Selbst die aufmüpfigen Jugendorganisationen haben sich in den vergangenen zehn Jahren der Großen Koalition der Anziehungskraft der verführerischen Logik der sozialdemokratischen Beteiligung am Staatsapparat nicht entzogen, was ihr Verhalten als „konstruktive“ innerparteiliche Opposition nachhaltig geformt hat.

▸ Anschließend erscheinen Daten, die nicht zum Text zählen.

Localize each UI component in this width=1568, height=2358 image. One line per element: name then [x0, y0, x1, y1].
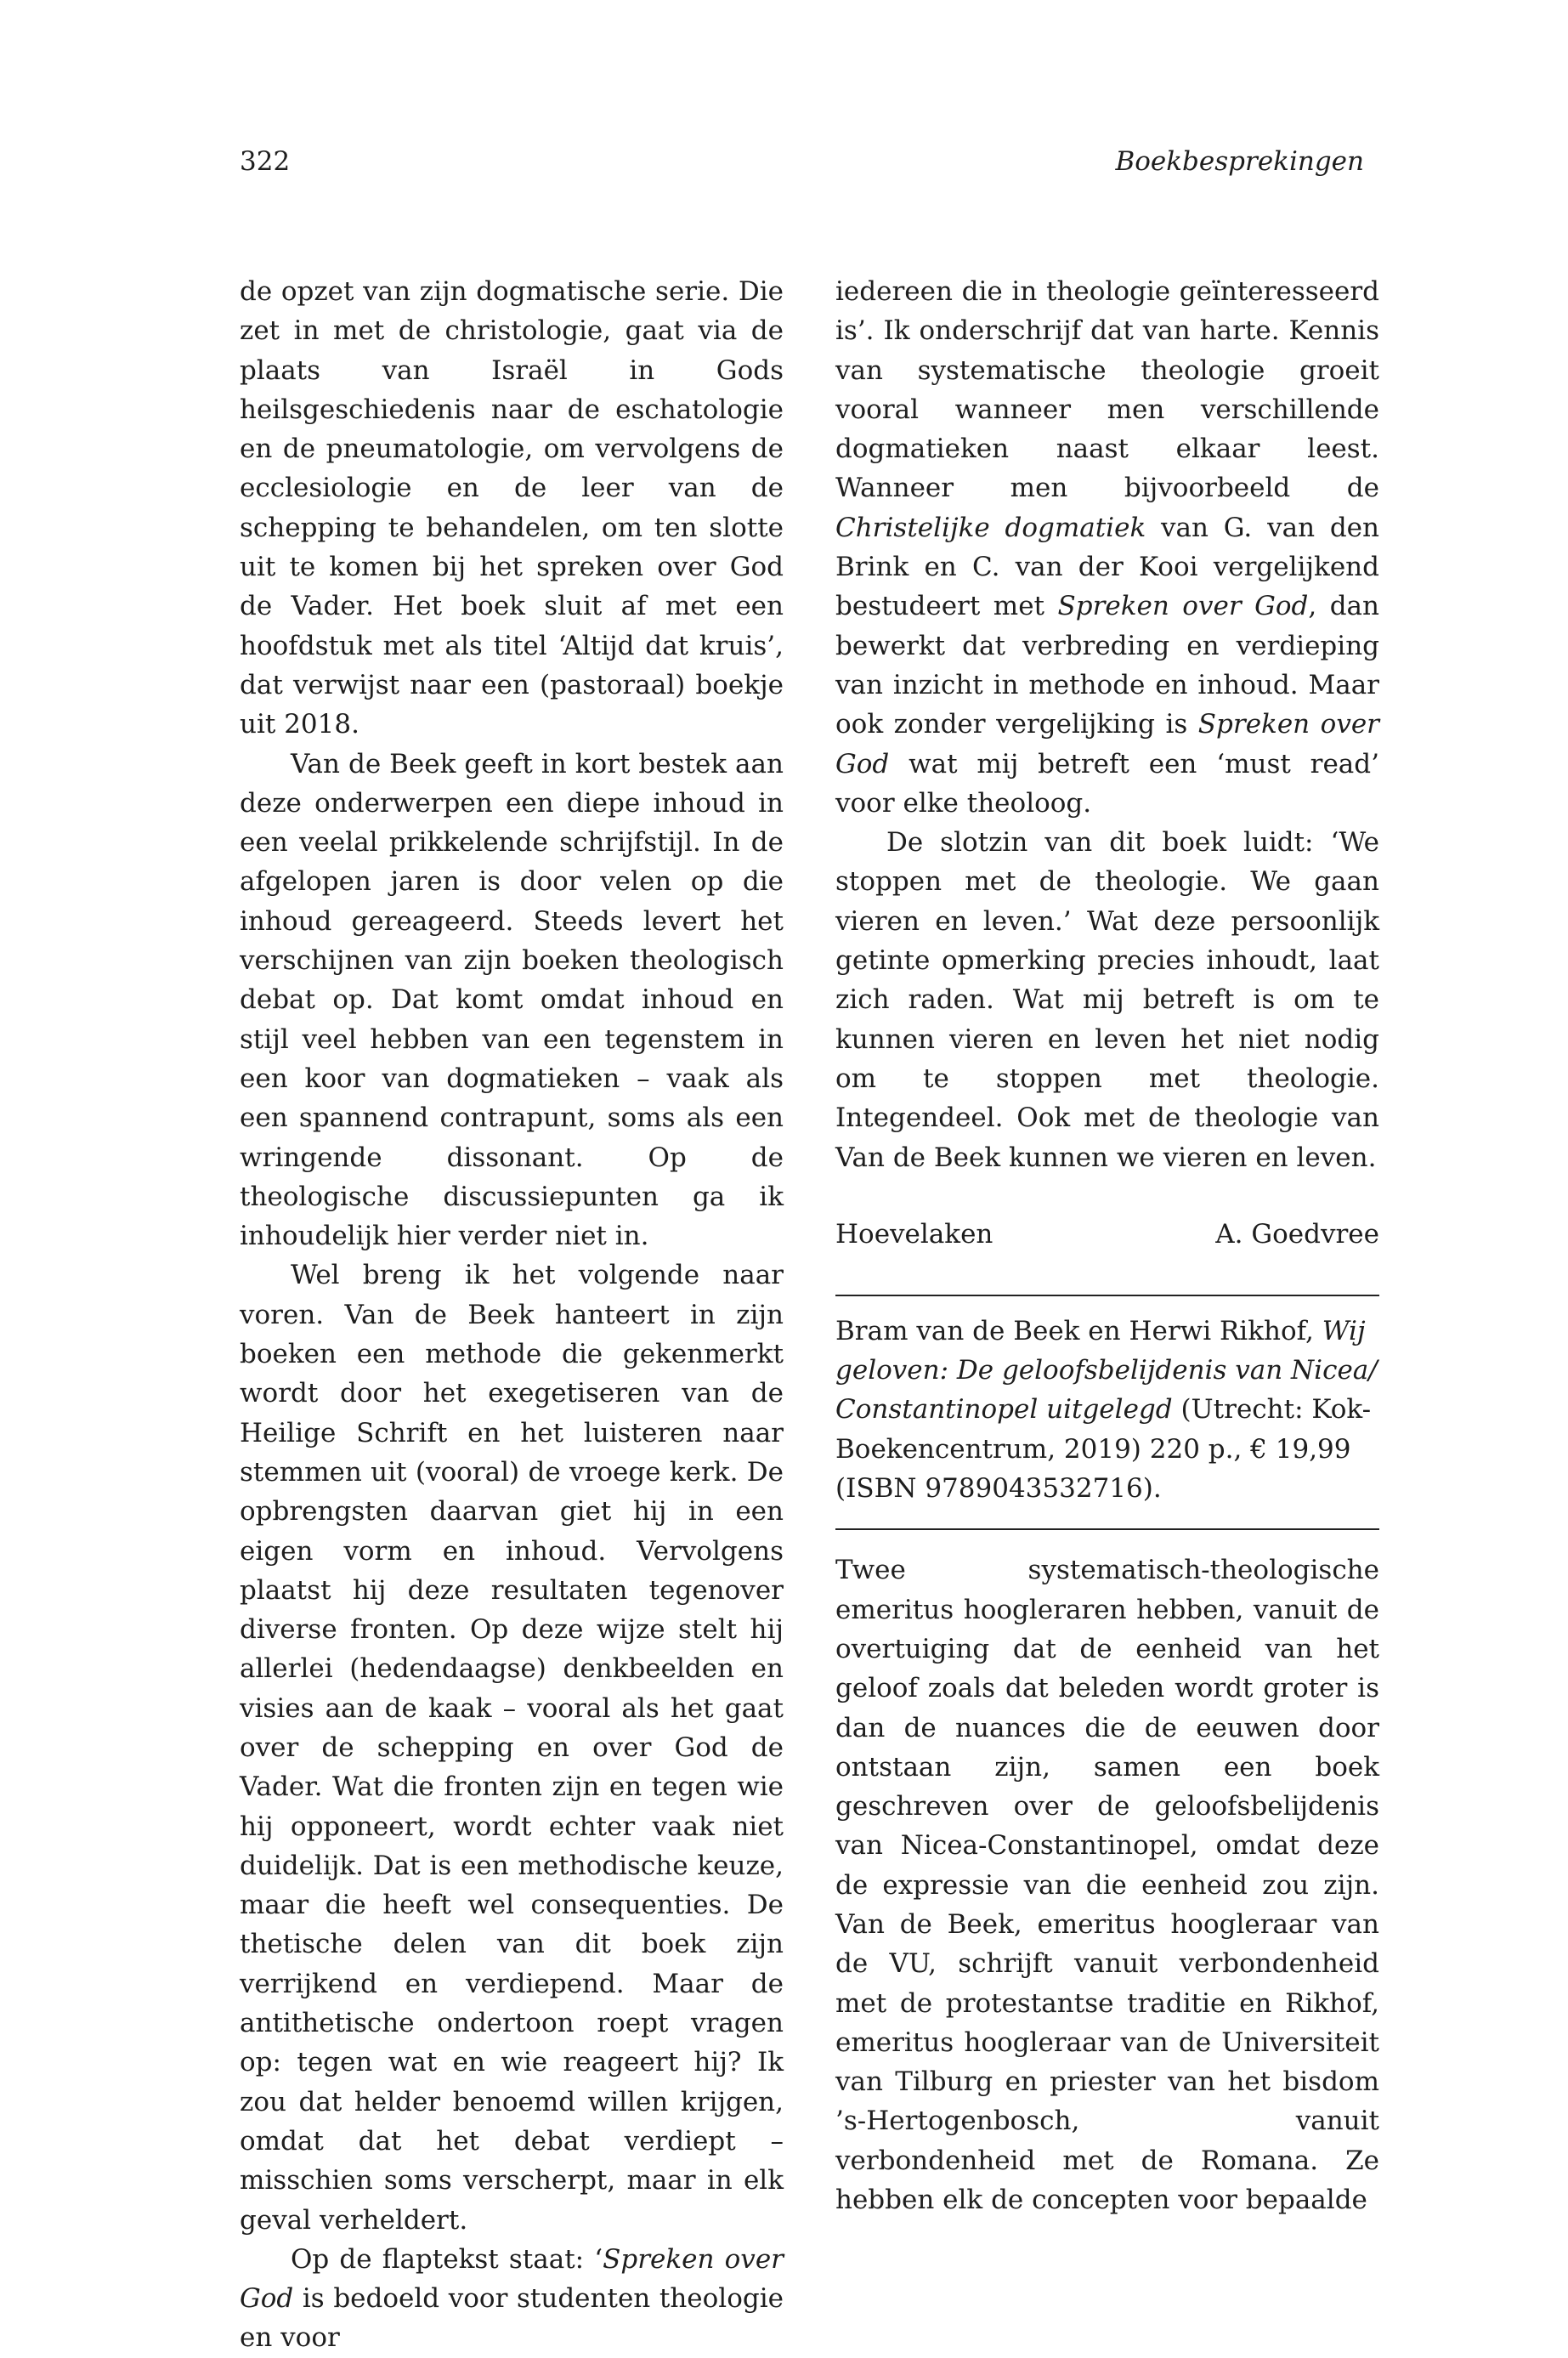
- book-title-italic: Spreken over God: [835, 709, 1379, 779]
- text-run: , dan bewerkt dat verbreding en verdieping van inzicht in methode en inhoud. Maar ook zonder vergelijking is: [835, 591, 1380, 740]
- text-run: Op de flaptekst staat: ‘: [291, 2243, 603, 2275]
- paragraph: [835, 272, 1379, 823]
- text-run: iedereen die in theologie geïnteresseerd is’. Ik onderschrijf dat van harte. Kennis van systematische theologie groeit vooral wanneer men verschillende dogmatieken naast elkaar leest. Wanneer men bijvoorbeeld de: [835, 276, 1379, 504]
- book-title-italic: Spreken over God: [240, 2243, 784, 2315]
- signature-place: Hoevelaken: [835, 1218, 993, 1250]
- paragraph: De slotzin van dit boek luidt: ‘We stoppen met de theologie. We gaan vieren en leven.’ Wat deze persoonlijk getinte opmerking precies inhoudt, laat zich raden. Wat mij betreft is om te kunnen vieren en leven het niet nodig om te stoppen met theologie. Integendeel. Ook met de theologie van Van de Beek kunnen we vieren en leven.: [835, 827, 1379, 1173]
- book-reference: [835, 1312, 1379, 1508]
- divider-top: [835, 1295, 1379, 1296]
- signature-name: A. Goedvree: [1215, 1218, 1379, 1250]
- book-title-italic: Spreken over God: [1057, 591, 1309, 622]
- review-signature: [835, 1215, 1379, 1254]
- text-run: wat mij betreft een ‘must read’ voor elke theoloog.: [835, 748, 1379, 819]
- paragraph: de opzet van zijn dogmatische serie. Die zet in met de christologie, gaat via de plaats van Israël in Gods heilsgeschiedenis naar de eschatologie en de pneumatologie, om vervolgens de ecclesiologie en de leer van de schepping te behandelen, om ten slotte uit te komen bij het spreken over God de Vader. Het boek sluit af met een hoofdstuk met als titel ‘Altijd dat kruis’, dat verwijst naar een (pastoraal) boekje uit 2018.: [240, 276, 784, 740]
- left-column: [240, 272, 784, 2358]
- book-reference-text: [835, 1312, 1379, 1508]
- book-title-italic: Christelijke dogmatiek: [835, 512, 1146, 543]
- text-run: is bedoeld voor studenten theologie en voor: [240, 2283, 784, 2354]
- book-title-italic: Wij geloven: De geloofsbelijdenis van Nicea/ Constantinopel uitgelegd: [835, 1315, 1378, 1426]
- right-column: [835, 272, 1379, 2219]
- text-run: van G. van den Brink en C. van der Kooi vergelijkend bestudeert met: [835, 512, 1379, 622]
- running-head: Boekbesprekingen: [1115, 146, 1364, 177]
- paragraph: Van de Beek geeft in kort bestek aan deze onderwerpen een diepe inhoud in een veelal prikkelende schrijfstijl. In de afgelopen jaren is door velen op die inhoud gereageerd. Steeds levert het verschijnen van zijn boeken theologisch debat op. Dat komt omdat inhoud en stijl veel hebben van een tegenstem in een koor van dogmatieken – vaak als een spannend contrapunt, soms als een wringende dissonant. Op de theologische discussiepunten ga ik inhoudelijk hier verder niet in.: [240, 748, 784, 1252]
- divider-bottom: [835, 1528, 1379, 1530]
- paragraph: Wel breng ik het volgende naar voren. Van de Beek hanteert in zijn boeken een methode die gekenmerkt wordt door het exegetiseren van de Heilige Schrift en het luisteren naar stemmen uit (vooral) de vroege kerk. De opbrengsten daarvan giet hij in een eigen vorm en inhoud. Vervolgens plaatst hij deze resultaten tegenover diverse fronten. Op deze wijze stelt hij allerlei (hedendaagse) denkbeelden en visies aan de kaak – vooral als het gaat over de schepping en over God de Vader. Wat die fronten zijn en tegen wie hij opponeert, wordt echter vaak niet duidelijk. Dat is een methodische keuze, maar die heeft wel consequenties. De thetische delen van dit boek zijn verrijkend en verdiepend. Maar de antithetische ondertoon roept vragen op: tegen wat en wie reageert hij? Ik zou dat helder benoemd willen krijgen, omdat dat het debat verdiept – misschien soms verscherpt, maar in elk geval verheldert.: [240, 1260, 784, 2236]
- paragraph: Twee systematisch-theologische emeritus hoogleraren hebben, vanuit de overtuiging dat de eenheid van het geloof zoals dat beleden wordt groter is dan de nuances die de eeuwen door ontstaan zijn, samen een boek geschreven over de geloofsbelijdenis van Nicea-Constantinopel, omdat deze de expressie van die eenheid zou zijn. Van de Beek, emeritus hoogleraar van de VU, schrijft vanuit verbondenheid met de protestantse traditie en Rikhof, emeritus hoogleraar van de Universiteit van Tilburg en priester van het bisdom ’s-Hertogenbosch, vanuit verbondenheid met de Romana. Ze hebben elk de concepten voor bepaalde: [835, 1555, 1379, 2216]
- paragraph: [240, 2240, 784, 2358]
- text-run: (Utrecht: Kok-Boekencentrum, 2019) 220 p., € 19,99 (ISBN 9789043532716).: [835, 1394, 1372, 1505]
- page-number: 322: [240, 146, 291, 177]
- text-run: Bram van de Beek en Herwi Rikhof,: [835, 1315, 1322, 1346]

Das erklärt auch, warum selbst die kritischen, linken Kräfte in der SPÖ in den Augen der breiten Masse ein echtes Glaubwürdigkeitsproblem haben. Nicht zuletzt, weil die „Parteirebellen“ (wie Max Lercher als Chef der Beraterfirma Leykam) selbst Teil des Systems sind, das sie parteiintern und öffentlich kritisieren. Wir hingegen sagen, dass ein durchschnittlicher Facharbeiterlohn für Parteijobs und Amtsträger Innen genug ist. Der Rest soll in einen Kampagnenfonds der Arbeiterbewegung fließen. Das wäre ein Zeichen für echte Erneuerung und für die Bereitschaft, die SPÖ wieder zu einer Arbeiterpartei zu machen. Die Glaubwürdigkeit von Julia Herr und damit der gesamten SJ wird nicht zuletzt auch an dieser Frage gemessen werden.

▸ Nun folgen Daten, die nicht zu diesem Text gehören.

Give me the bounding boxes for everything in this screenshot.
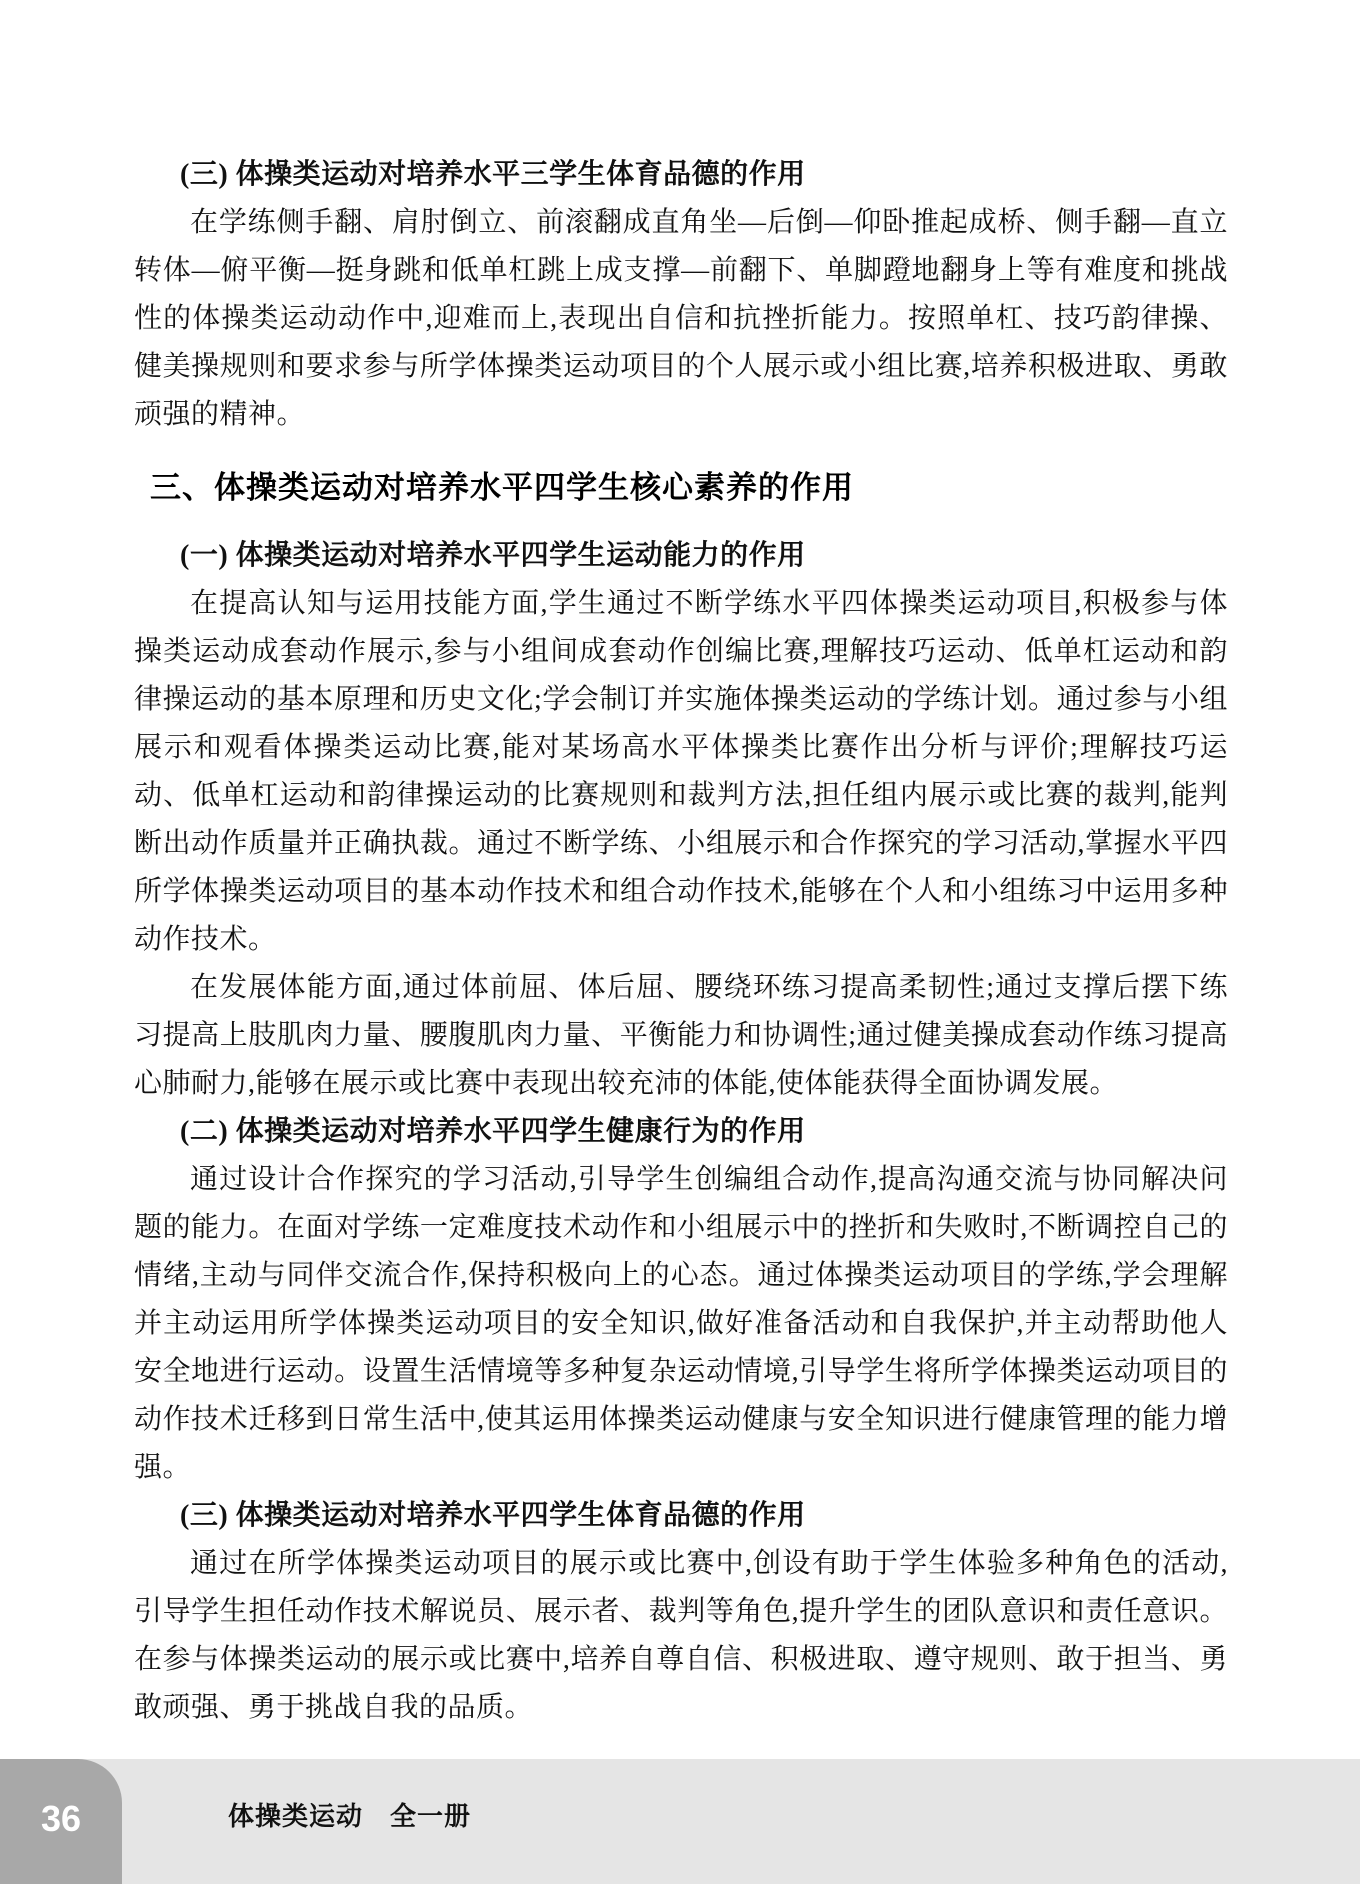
page-number-tab	[0, 1759, 122, 1884]
paragraph-level3-morality: 在学练侧手翻、肩肘倒立、前滚翻成直角坐—后倒—仰卧推起成桥、侧手翻—直立转体—俯平衡—挺身跳和低单杠跳上成支撑—前翻下、单脚蹬地翻身上等有难度和挑战性的体操类运动动作中,迎难而上,表现出自信和抗挫折能力。按照单杠、技巧韵律操、健美操规则和要求参与所学体操类运动项目的个人展示或小组比赛,培养积极进取、勇敢顽强的精神。	[134, 207, 1228, 430]
page-content	[134, 151, 1228, 1732]
footer-bar	[0, 1759, 1360, 1884]
paragraph-level4-sports-morality: 通过在所学体操类运动项目的展示或比赛中,创设有助于学生体验多种角色的活动,引导学生担任动作技术解说员、展示者、裁判等角色,提升学生的团队意识和责任意识。在参与体操类运动的展示或比赛中,培养自尊自信、积极进取、遵守规则、敢于担当、勇敢顽强、勇于挑战自我的品质。	[134, 1548, 1228, 1723]
page-number: 36	[40, 1797, 82, 1839]
subheading-level4-motor-ability: (一) 体操类运动对培养水平四学生运动能力的作用	[180, 540, 806, 571]
subheading-level4-sports-morality: (三) 体操类运动对培养水平四学生体育品德的作用	[180, 1500, 806, 1531]
subheading-level4-healthy-behavior: (二) 体操类运动对培养水平四学生健康行为的作用	[180, 1116, 806, 1147]
section-heading-level4-core-literacy: 三、体操类运动对培养水平四学生核心素养的作用	[150, 470, 854, 505]
paragraph-level4-cognition-skills: 在提高认知与运用技能方面,学生通过不断学练水平四体操类运动项目,积极参与体操类运动成套动作展示,参与小组间成套动作创编比赛,理解技巧运动、低单杠运动和韵律操运动的基本原理和历史文化;学会制订并实施体操类运动的学练计划。通过参与小组展示和观看体操类运动比赛,能对某场高水平体操类比赛作出分析与评价;理解技巧运动、低单杠运动和韵律操运动的比赛规则和裁判方法,担任组内展示或比赛的裁判,能判断出动作质量并正确执裁。通过不断学练、小组展示和合作探究的学习活动,掌握水平四所学体操类运动项目的基本动作技术和组合动作技术,能够在个人和小组练习中运用多种动作技术。	[134, 588, 1228, 955]
paragraph-level4-physical-fitness: 在发展体能方面,通过体前屈、体后屈、腰绕环练习提高柔韧性;通过支撑后摆下练习提高上肢肌肉力量、腰腹肌肉力量、平衡能力和协调性;通过健美操成套动作练习提高心肺耐力,能够在展示或比赛中表现出较充沛的体能,使体能获得全面协调发展。	[134, 972, 1228, 1099]
subheading-level3-sports-morality: (三) 体操类运动对培养水平三学生体育品德的作用	[180, 159, 806, 190]
footer-book-title: 体操类运动 全一册	[228, 1800, 472, 1831]
paragraph-level4-healthy-behavior: 通过设计合作探究的学习活动,引导学生创编组合动作,提高沟通交流与协同解决问题的能力。在面对学练一定难度技术动作和小组展示中的挫折和失败时,不断调控自己的情绪,主动与同伴交流合作,保持积极向上的心态。通过体操类运动项目的学练,学会理解并主动运用所学体操类运动项目的安全知识,做好准备活动和自我保护,并主动帮助他人安全地进行运动。设置生活情境等多种复杂运动情境,引导学生将所学体操类运动项目的动作技术迁移到日常生活中,使其运用体操类运动健康与安全知识进行健康管理的能力增强。	[134, 1164, 1228, 1483]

Für Hainfeld – für Sozialismus!
Es führt kein Weg daran vorbei: es braucht einen sozialistischen Neuanfang. Wir unterstützen wir deshalb die Idee einer „Neugründung“, eines „zweiten Hainfelds“. Wer die Geschichte von Hainfeld kennt, weiß, dass die Partei damals auf der Grundlage marxistischer Ideen als revolutionäre, internationalistische Sozialdemokratie geeint wurde. Dem ging ein harter Klärungsprozess voraus, wo die reformistischen Teile der Arbeiterbewegung marginalisiert wurden, weil sich ihre Antworten als unzureichend erwiesen. Die Linken unter der Führung von Victor Adler verzichtete auf eine „Erzählung“, sondern entwickelten theoretische Konzepte und politische Strategien, mit der man den Kampf um Arbeitszeitverkürzung, höhere Löhne und demokratische Rechte unabhängig von Geschlecht und Nation führen kann. So erlangten sie die Mehrheit in der Partei. In Hainfeld war sich die Sozialdemokratie bewusst, dass sie ihr Ziel von einer freien Gesellschaft nur erreichen kann, wenn das Privateigentum an den Produktionsmitteln überwunden wird. Die Eigentumsfrage ist heute mehr denn je die Kardinalsfrage sozialistischer Politik.
Es braucht heute eine solche Arbeiterpartei, einer „Partei der Vielen“, genauso dringend wie vor 130 Jahren.